Scroll to bottom to hear the songs.
1. Hammering on Medley – with banjo, mandolin, fiddle and bass.
As simple exercise of “hammering” on open strings in a traditional style – pure fun in the making.
2. Birchdale – with banjo, guitar, conga, shaker and bass. Composed on Kootneay Lake – a frontier of incredible majesty.
3. Beverley’s Farewell– with banjo, guitar, cello and voice.
Titled to Beverly Glenn Copeland, who visited me while on his way to Phoenix, a new chapter in his life. His spontaneous vocalizing to this tune lead to a wonderful collaboration on other sons as well.
4. Early Garden– with banjo, guitar and bass.
Picture the garden in the early spring, with patches of snow and the crocuses and early tulips just pushing though, and knowing that an explosion is just beginning.
5. Simple Frailty – with banjo, guitar, mandolin, bass and voice.
This was quickly composed in a “D” shape (Tuning with5th string capoed at A) and its’s filled with Arkansas energy.
6. Lost & Found– with banjo, guitar, percussion and bass.
I didn’t have a tape recored and I don’t write music, so occasionally I would forget an idea for a melodic line or specific rhythm. This tune required a lot of searching on the banjo and in my memory banks to retrieve it.
7. Eric’s Gold– with banjo, guitar, djembe and voice.
The mood for this was set at my sister Ginny’s summer place on Kootenay Lake on what was once the homestead of a failed prospector cum very successful gardener. His original home was falling in.
8. Boshkung – with banjo, guitar, percussion and bass.
Visiting friends at Boshkung Lake in Haliburton, Ontario – a sunny , sensuous time.
9. Bekanon– with banjo and cello.
I’ve attempted to recreate the delight and spaciousness of northern Georgian Bay where rock, sky and water weave a magic spell.
10. A Father’s Lament – with banjo, percussion and voice.
A daughter leaves her father and a father loses his daughter. The tune is powerfully influenced by the vocal arrangement which accentuates the underlying mood.
11. August Love– with banjo, guitar and cello.
Composed in August in celebration of my life long relationship, now in it’s “August period”, with Sandra, my source and inspiration and most valued critic.
12. Teeter Totter– with banjo, mandolin, keyboard, percussion and bass.
A playful, light hearted tune that emerged from the banjo while experimenting with the 3 finger style.
13. Haley’s Comet– with banjo, guitar and bass.
The first composition for this CD is named after my granddaughter. The tune is played in the traditional 3 finger picking style of Bluegrass and the banjo is front and centre.
14. Beverly Hills Billy – with banjo, guitar and bass.
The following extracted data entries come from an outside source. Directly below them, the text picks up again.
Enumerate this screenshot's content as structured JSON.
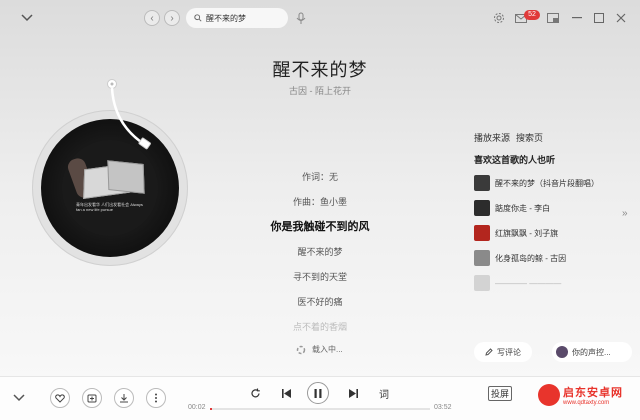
{
  "header": {
    "search_value": "醒不来的梦",
    "mail_badge": "52"
  },
  "song": {
    "title": "醒不来的梦",
    "subtitle": "古因 - 陌上花开"
  },
  "cover": {
    "caption": "青年出发看华 人们出发看社会 Always fan a new life pursue"
  },
  "lyrics": [
    {
      "text": "作词：无",
      "state": "normal"
    },
    {
      "text": "作曲：鱼小墨",
      "state": "normal"
    },
    {
      "text": "你是我触碰不到的风",
      "state": "active"
    },
    {
      "text": "醒不来的梦",
      "state": "normal"
    },
    {
      "text": "寻不到的天堂",
      "state": "normal"
    },
    {
      "text": "医不好的痛",
      "state": "normal"
    },
    {
      "text": "点不着的香烟",
      "state": "fade"
    }
  ],
  "loading_text": "载入中...",
  "side": {
    "source_label": "播放来源",
    "source_value": "搜索页",
    "title": "喜欢这首歌的人也听",
    "similar": [
      {
        "title": "醒不来的梦（抖音片段翻唱）",
        "color": "#3a3a3a"
      },
      {
        "title": "踮度你走 - 李白",
        "color": "#2c2c2c"
      },
      {
        "title": "红旗飘飘 - 刘子旗",
        "color": "#b3261e"
      },
      {
        "title": "化身孤岛的鲸 - 古因",
        "color": "#8a8a8a"
      },
      {
        "title": "———— ————",
        "color": "#9a9a9a"
      }
    ],
    "comment_label": "写评论",
    "voice_label": "你的声控..."
  },
  "player": {
    "time_current": "00:02",
    "time_total": "03:52",
    "progress": 0.01,
    "lyric_label": "词",
    "cast_label": "投屏"
  },
  "watermark": {
    "name": "启东安卓网",
    "url": "www.qdtaxty.com"
  },
  "colors": {
    "accent": "#e03a3a",
    "watermark": "#e8342c"
  }
}
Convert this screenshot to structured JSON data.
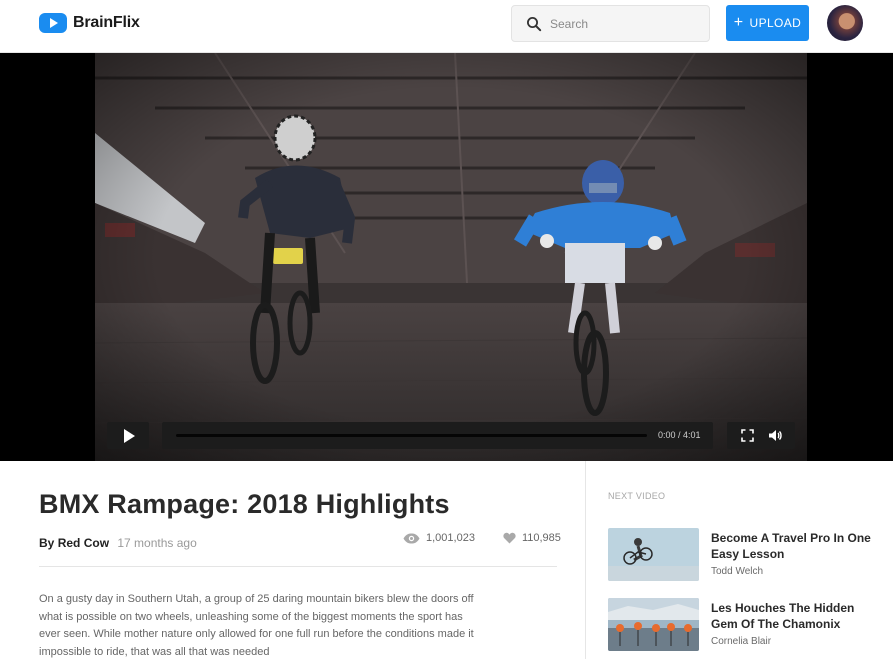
{
  "header": {
    "brand": "BrainFlix",
    "search_placeholder": "Search",
    "upload_label": "UPLOAD"
  },
  "player": {
    "time": "0:00 / 4:01",
    "progress_fraction": 0.0
  },
  "video": {
    "title": "BMX Rampage: 2018 Highlights",
    "by_prefix": "By",
    "channel": "Red Cow",
    "posted": "17 months ago",
    "views": "1,001,023",
    "likes": "110,985",
    "description": "On a gusty day in Southern Utah, a group of 25 daring mountain bikers blew the doors off what is possible on two wheels, unleashing some of the biggest moments the sport has ever seen. While mother nature only allowed for one full run before the conditions made it impossible to ride, that was all that was needed"
  },
  "sidebar": {
    "next_label": "NEXT VIDEO",
    "items": [
      {
        "title": "Become A Travel Pro In One Easy Lesson",
        "author": "Todd Welch"
      },
      {
        "title": "Les Houches The Hidden Gem Of The Chamonix",
        "author": "Cornelia Blair"
      }
    ]
  },
  "colors": {
    "accent": "#1a8cf0",
    "player_bg": "#000000",
    "control_bg": "#1c1c1c"
  },
  "icons": [
    "logo-play-icon",
    "search-icon",
    "plus-icon",
    "play-icon",
    "fullscreen-icon",
    "volume-icon",
    "eye-icon",
    "heart-icon"
  ]
}
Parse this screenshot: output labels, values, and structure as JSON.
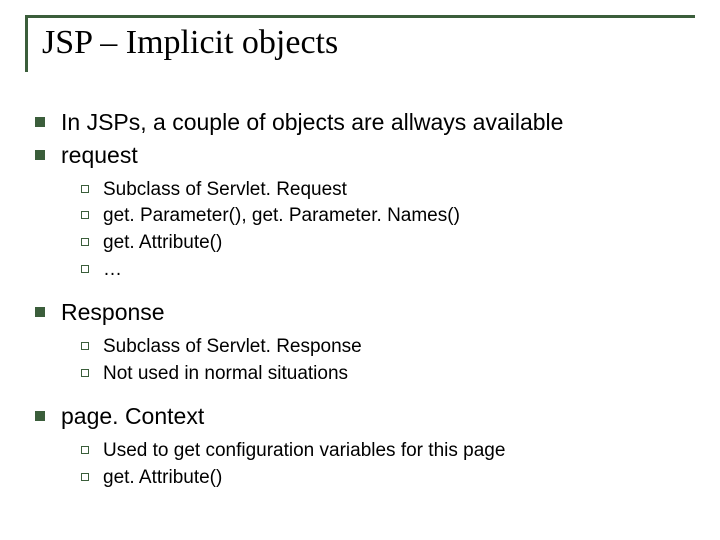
{
  "title": "JSP – Implicit objects",
  "bullets": {
    "b1": "In JSPs, a couple of objects are allways available",
    "b2": "request",
    "b2_sub": {
      "s1": "Subclass of Servlet. Request",
      "s2": "get. Parameter(), get. Parameter. Names()",
      "s3": "get. Attribute()",
      "s4": "…"
    },
    "b3": "Response",
    "b3_sub": {
      "s1": "Subclass of Servlet. Response",
      "s2": "Not used in normal situations"
    },
    "b4": "page. Context",
    "b4_sub": {
      "s1": "Used to get configuration variables for this page",
      "s2": "get. Attribute()"
    }
  }
}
Although there is some resemblance to Flatt and Scrugg’s famous theme sons for the Beverly Hillbillies, the picking is noticibly different with a mixture of Travis and Scruggs styles. This is also a medley of 2 songs.
15. Phoenix– with banjo, hammered mandolin, ukelele , djembe and voice.
This started as an upbeat jig in the Celtic style and was transformed by the vocal arrangement into something more African than European. It’s a good example of the unexpected when voice meets banjo!
16. Leaving Home– with banjo, guitar and fiddle.
My favourite simple melody that emerged in response to the mixture of emotions surfacing in the face of transition, in this case the launching of family members into the world.